How it works under the hood

KMS auto-unseal under the covers. Vault encrypts its data at rest with an encryption key it never persists — at startup, it needs to decrypt this key to unseal. The naive scheme (Shamir's secret-shared unseal keys) requires a human to enter 3-of-5 unseal keys at every restart — operationally impossible. KMS auto-unseal stores the encrypted Vault master key alongside Vault's data; at startup, Vault's IRSA-bound role calls kms:Decrypt on the cloud KMS to recover the master key, which decrypts the in-memory encryption key, which unseals Vault. The trust shifts from "humans hold unseal keys" to "the cloud KMS holds the unseal capability, gated by IAM". The Phase 15-R Terraform tree provisions the KMS key, the IRSA role, and the Vault seal "awskms" config block.

Kubernetes auth method internals. When ESO POSTs { jwt, role } to /v1/auth/kubernetes/login, Vault unpacks the JWT, extracts the SA name + namespace + audience, and calls the K8s TokenReview API to validate the JWT is still active. The TokenReview response carries the SA's current identity — if the SA was deleted and recreated, the UID differs, and Vault's audit log records the new UID. Vault then matches the SA name + namespace against the role's bound_service_account_* fields, checks the role's audience against the JWT's audience claim, and issues a short-lived Vault token bound to the role's policies. The token is renewable for max_ttl; ESO calls /sys/leases/renew periodically.

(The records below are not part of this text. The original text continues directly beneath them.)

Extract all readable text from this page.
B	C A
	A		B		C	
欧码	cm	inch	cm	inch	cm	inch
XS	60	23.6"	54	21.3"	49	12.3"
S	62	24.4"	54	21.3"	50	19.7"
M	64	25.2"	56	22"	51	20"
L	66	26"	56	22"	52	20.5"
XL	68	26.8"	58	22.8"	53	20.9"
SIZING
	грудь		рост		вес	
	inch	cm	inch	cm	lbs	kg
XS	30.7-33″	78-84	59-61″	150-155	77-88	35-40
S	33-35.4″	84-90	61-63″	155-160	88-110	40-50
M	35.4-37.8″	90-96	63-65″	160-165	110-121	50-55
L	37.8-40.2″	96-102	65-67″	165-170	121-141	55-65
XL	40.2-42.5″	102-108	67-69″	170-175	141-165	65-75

ClusterSecretStore vs SecretStore. The dev-mode pattern used a namespaced SecretStore — one per tenant ns, each authenticating with its own SA. That works but does not scale to N tenants (N stores to maintain). The ClusterSecretStore is cluster-scoped: one definition, every tenant ExternalSecret references it. Cross-tenant isolation is enforced by the Vault role's bound_service_account_namespaces — tenant A's ExternalSecret authenticates via tenant A's SA, which only matches tenant A's Vault role, which only grants tenant A's policy. The cost: the ClusterSecretStore's role field is a single value (the dev pattern hard-codes it); the production pattern uses ESO's SecretStoreRef overrides in the ExternalSecret to pick the role per- namespace, OR stamps one ClusterSecretStore per tenant (heavier; the chapter's example takes the simpler "per-tenant SecretStore" approach in production via the Composition).

Per-tenant policy templating. The bookstore-platform-app.hcl policy uses <TENANT> as a placeholder. The Composition's Vault Terraform provider renders one policy per tenant, replacing <TENANT> with the tenant name. The result is N distinct policies whose paths do not overlap. A tenant whose policy was misconfigured to read another tenant's path would be caught by Vault audit (the read appears in the audit log with the wrong identity) — alert on the cross-tenant pattern in CloudWatch Logs Insights. This is the Part 05 ch.04 audit-trail discipline applied at the secrets manager.

Dynamic credential anatomy. The Vault database engine has two moving parts: the connection config (how Vault talks to Postgres) and the role (the SQL template). A vault read database/creds/<role> read does five things in sequence: (a) Vault connects to Postgres with the configured admin credentials; (b) executes the role's creation_statements SQL (which runs CREATE ROLE); (c) attaches a lease to the new role; (d) returns the credentials to the caller; (e) on lease expiry, executes the role's revocation_statements (which runs DROP ROLE). The Postgres role only exists during the lease; the Vault audit log records who minted it and when. A leak's blast radius is bounded by the lease TTL — Part 03 ch.02's "rotation note" made real at the strongest possible form.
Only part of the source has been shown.